Sonntag, 15. Juli 2018


Urlaubsgesellenstück



Nachdem ich also 2016 mit letzter Mühe und Not meinen Kursus besucht hatte, mußte ich für das Zertifikat darüber noch innerhalb eines Jahres die Abschlußprüfung hinlegen. Das bedeutete für irre zwei Wochen (seit ihr irre?) mindestens 200 Km weit wegzufahren und auch noch alles selbst zu organisieren. Ich entschied mich letztes Jahr für Hiddensee, weil ich da schon ein paar mal zu unterschiedlichsten Jahreszeiten war. Das sind von Hamburg aus vier Stunden mit dem Zug und zwei weitere mit der Fähre. Und da ich die Strecke ja kannte, konnte ich alles prä-visualisieren, mir ausmalen, im Shell-Atlas abstecken und entlang der Strecke Proviantpakete verstecken lassen.

Tatsächlich klappte alles hervorragend. Ich wurde sogar so übermütig, mir am Bahnhof für den kleinen Transfer zur Fähre ein Taxi mit einer Urlauberin zu teilen, die mir das letzte gerade wegschnappen wollte. Damals gab es noch nicht den Witz mit dem Serienmörder im Taxi, der derzeit auf Twitter rauf- und runtergeteilt wird, sonst hätte ich während der kurzen Fahrt schön was zu erzählen gehabt.

Ist man erstmal da, kehrt ja sofort Ruhe ein. Keine Autos, keine Fragen, im Hafen gibt es freies Wlan für die innere und äußere Anbindung, und essen kann man da auch. Man leiht sich ein Rad, klappert die vier Sehenswürdigkeiten, also Leuchtturm, den anderen Leuchtturm, Puppenbühne und den Edeka ab und nimmt ansonsten alles sehr gelassen.
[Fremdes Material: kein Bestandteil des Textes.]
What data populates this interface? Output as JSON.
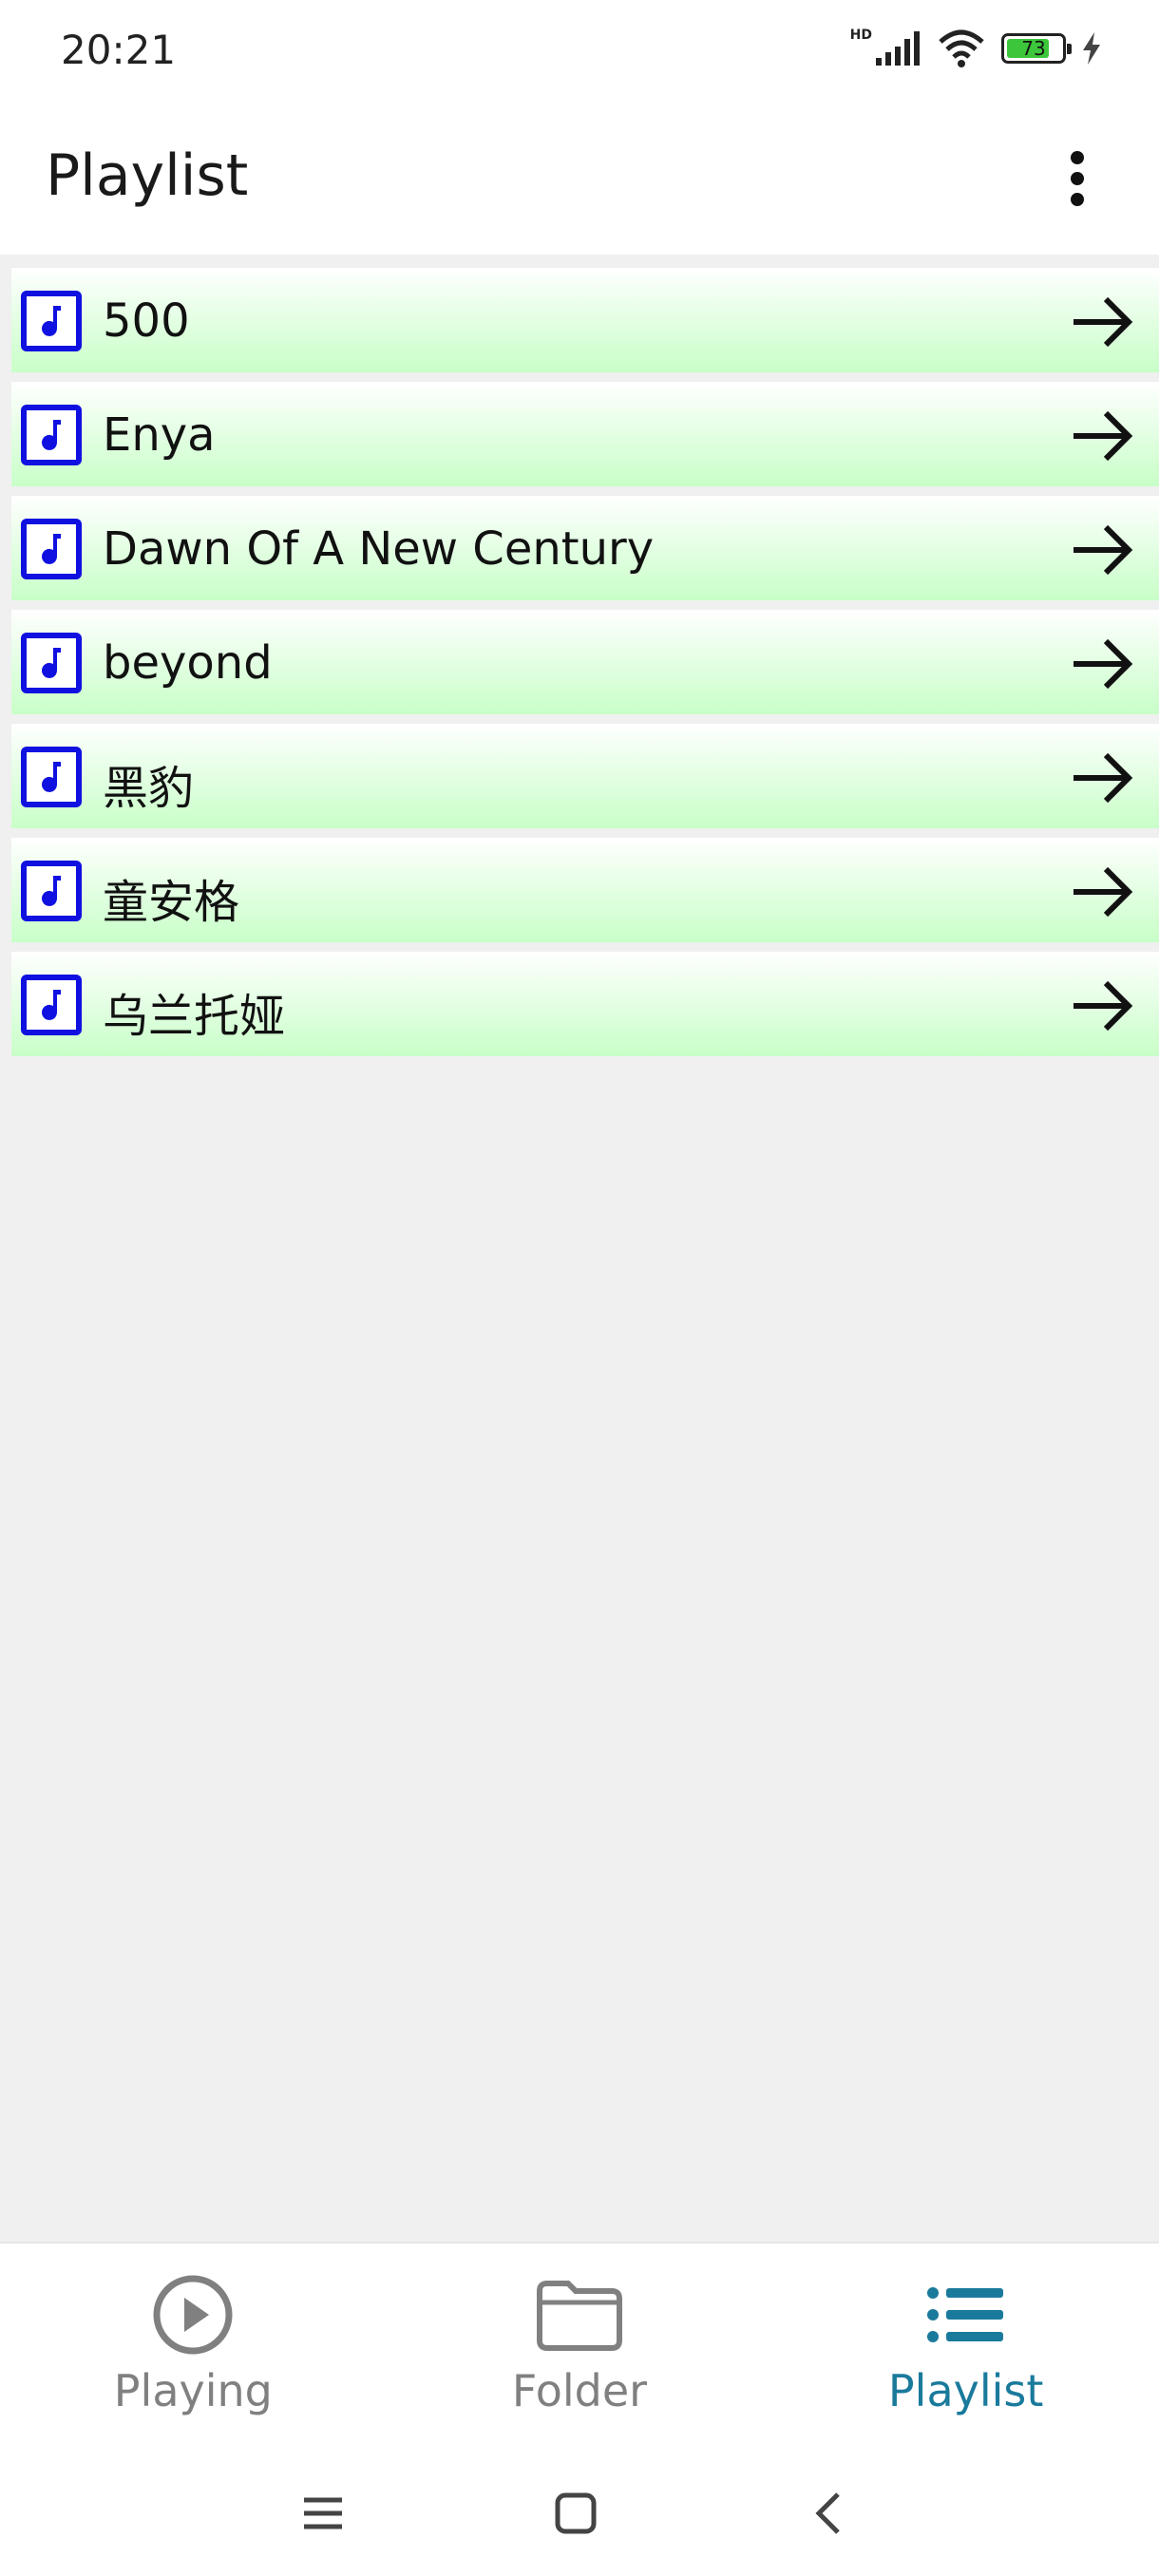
{
  "status_bar": {
    "time": "20:21",
    "battery_level": "73",
    "network_label": "HD"
  },
  "app_bar": {
    "title": "Playlist",
    "menu_icon": "more-vertical-icon"
  },
  "playlists": [
    {
      "label": "500"
    },
    {
      "label": "Enya"
    },
    {
      "label": "Dawn Of A New Century"
    },
    {
      "label": "beyond"
    },
    {
      "label": "黑豹"
    },
    {
      "label": "童安格"
    },
    {
      "label": "乌兰托娅"
    }
  ],
  "bottom_nav": {
    "tabs": [
      {
        "label": "Playing",
        "icon": "play-circle-icon",
        "active": false
      },
      {
        "label": "Folder",
        "icon": "folder-icon",
        "active": false
      },
      {
        "label": "Playlist",
        "icon": "list-icon",
        "active": true
      }
    ]
  },
  "colors": {
    "active_tab": "#1a7a9c",
    "inactive_tab": "#808080",
    "item_icon": "#1010e0",
    "item_gradient_end": "#c8ffc8"
  }
}
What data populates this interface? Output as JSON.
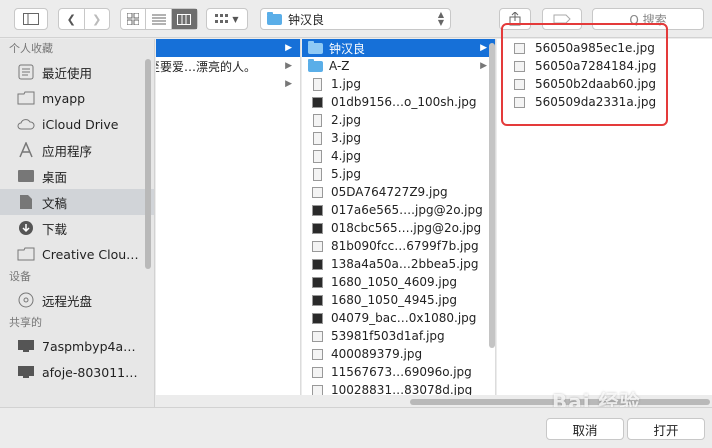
{
  "toolbar": {
    "path_label": "钟汉良",
    "search_placeholder": "Q 搜索"
  },
  "sidebar": {
    "sections": [
      {
        "header": "个人收藏",
        "items": [
          {
            "label": "最近使用",
            "icon": "recent-icon"
          },
          {
            "label": "myapp",
            "icon": "folder-icon"
          },
          {
            "label": "iCloud Drive",
            "icon": "cloud-icon"
          },
          {
            "label": "应用程序",
            "icon": "applications-icon"
          },
          {
            "label": "桌面",
            "icon": "desktop-icon"
          },
          {
            "label": "文稿",
            "icon": "documents-icon",
            "selected": true
          },
          {
            "label": "下载",
            "icon": "download-icon"
          },
          {
            "label": "Creative Clou…",
            "icon": "folder-icon"
          }
        ]
      },
      {
        "header": "设备",
        "items": [
          {
            "label": "远程光盘",
            "icon": "disc-icon"
          }
        ]
      },
      {
        "header": "共享的",
        "items": [
          {
            "label": "7aspmbyp4a…",
            "icon": "computer-icon"
          },
          {
            "label": "afoje-803011…",
            "icon": "computer-icon"
          }
        ]
      }
    ]
  },
  "column1": [
    {
      "label": "",
      "selected": true
    },
    {
      "label": "至要爱…漂亮的人。"
    }
  ],
  "column2": [
    {
      "label": "钟汉良",
      "type": "folder",
      "selected": true
    },
    {
      "label": "A-Z",
      "type": "folder"
    },
    {
      "label": "1.jpg",
      "type": "tall"
    },
    {
      "label": "01db9156…o_100sh.jpg",
      "type": "dark"
    },
    {
      "label": "2.jpg",
      "type": "tall"
    },
    {
      "label": "3.jpg",
      "type": "tall"
    },
    {
      "label": "4.jpg",
      "type": "tall"
    },
    {
      "label": "5.jpg",
      "type": "tall"
    },
    {
      "label": "05DA764727Z9.jpg",
      "type": "light"
    },
    {
      "label": "017a6e565….jpg@2o.jpg",
      "type": "dark"
    },
    {
      "label": "018cbc565….jpg@2o.jpg",
      "type": "dark"
    },
    {
      "label": "81b090fcc…6799f7b.jpg",
      "type": "light"
    },
    {
      "label": "138a4a50a…2bbea5.jpg",
      "type": "dark"
    },
    {
      "label": "1680_1050_4609.jpg",
      "type": "dark"
    },
    {
      "label": "1680_1050_4945.jpg",
      "type": "dark"
    },
    {
      "label": "04079_bac…0x1080.jpg",
      "type": "dark"
    },
    {
      "label": "53981f503d1af.jpg",
      "type": "light"
    },
    {
      "label": "400089379.jpg",
      "type": "light"
    },
    {
      "label": "11567673…69096o.jpg",
      "type": "light"
    },
    {
      "label": "10028831…83078d.jpg",
      "type": "light"
    }
  ],
  "column3": [
    {
      "label": "56050a985ec1e.jpg"
    },
    {
      "label": "56050a7284184.jpg"
    },
    {
      "label": "56050b2daab60.jpg"
    },
    {
      "label": "560509da2331a.jpg"
    }
  ],
  "buttons": {
    "cancel": "取消",
    "open": "打开"
  },
  "watermark": "Bai 经验"
}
Wegen des schon zu wirklich nur subtil wahrnehmbaren Stimmungsschwankungen führenden allgemeinen und auch besonderen Erholungsdefizits blieb ich aber zunächst hübsch am Strand, Sonne in den Bauchnabel einstrahlen lassen, wie mir von strengen Menschen aus Übersee befohlen anempfohlen wurde. Dann ein wenig Strandgymnastik mit der Sportgruppe Hittins Insel. Für die Stärkung der inneren und äußeren Muskulatur. So vorbereitet absolvierte ich den obligatorischen Urlaubsprüfungspunkt: Schwimmen!



Das hatte ich ja nun auch schon zehn Jahren nicht mehr gemacht, also das, was ich Schwimmen nenne. Nicht dieses außenbahnpflügende Kampfkraulen, was ihr dreimal die Woche in der Halle macht. Entspannt eben. Nur mit meiner Oktopusbademütze bekleitet, damit mich andere Menschen wie einen Unfall im Auge behalten, ob sie nun wollen oder nicht, wagte ich mich "ins kühle Nass", wie es im Prospekt heißt. Dazu ist die Ostsee ja prima: Man schwimmt einfach ein bißchen, und wenn man nicht mehr kann, wie es mir ab und an passierte, stellt man sich einfach hin. Geht doch.

Für ganz große Not wartet auch ein Rettungsboot, das nach dem finnischen Wort für Reiseübelkeit benannt ist, im Hafen. Und ein hübsches altes Vergnügungsschiff, das wie eine rostige Hoppetosse vor Anker dümpelt. Abends spanne ich schön erschöpft von Sonne, Wasser, Sand zu gemütlichen Schmökern aus. Küste des Verderbens, ganz schön gruselig. So habe ich es aber gar nicht empfunden. Den Fuchs habe ich aber nicht getroffen, der döste wohl im Wäldchen.



Mittlerweile steht auch das Karusel der Öffentlichkeit zur Verfügung. Allerdings kann man es nur in Schwarzweiß besuchen. Hier hat ja Frau Nielsen den Ringelnatz regemäßig zu Tee und Gebäck empfangen, jedenfalls wenn der olle Suffkopp den Weg vom Strand durch Matsch und Gebüsch dorthin gefunden hat. Drinnen gibt es den alten Schminktisch zu sehen, beim Schlafzimmer bin ich mir nicht ganz sicher, ob es originale Möbel sind. Schon damals, so erklären Schautafeln, gab es windige Immobilienspekulanten, die Frau Nielsen, durch die Umstände nach Dänemark gezwungen, mit allen Tricks das kleine Häuschen abluchsen wollten. Aber die war auch ein Fuchs! Heute ist dort ein Trauzimmer untergebracht, für Leute, die einen Kursus abgelegt haben und sich zu zweit was trauen. Ich immerhin, eins nach dem anderen, habe jetzt erst einmal den Urlaubsfreischwimmer!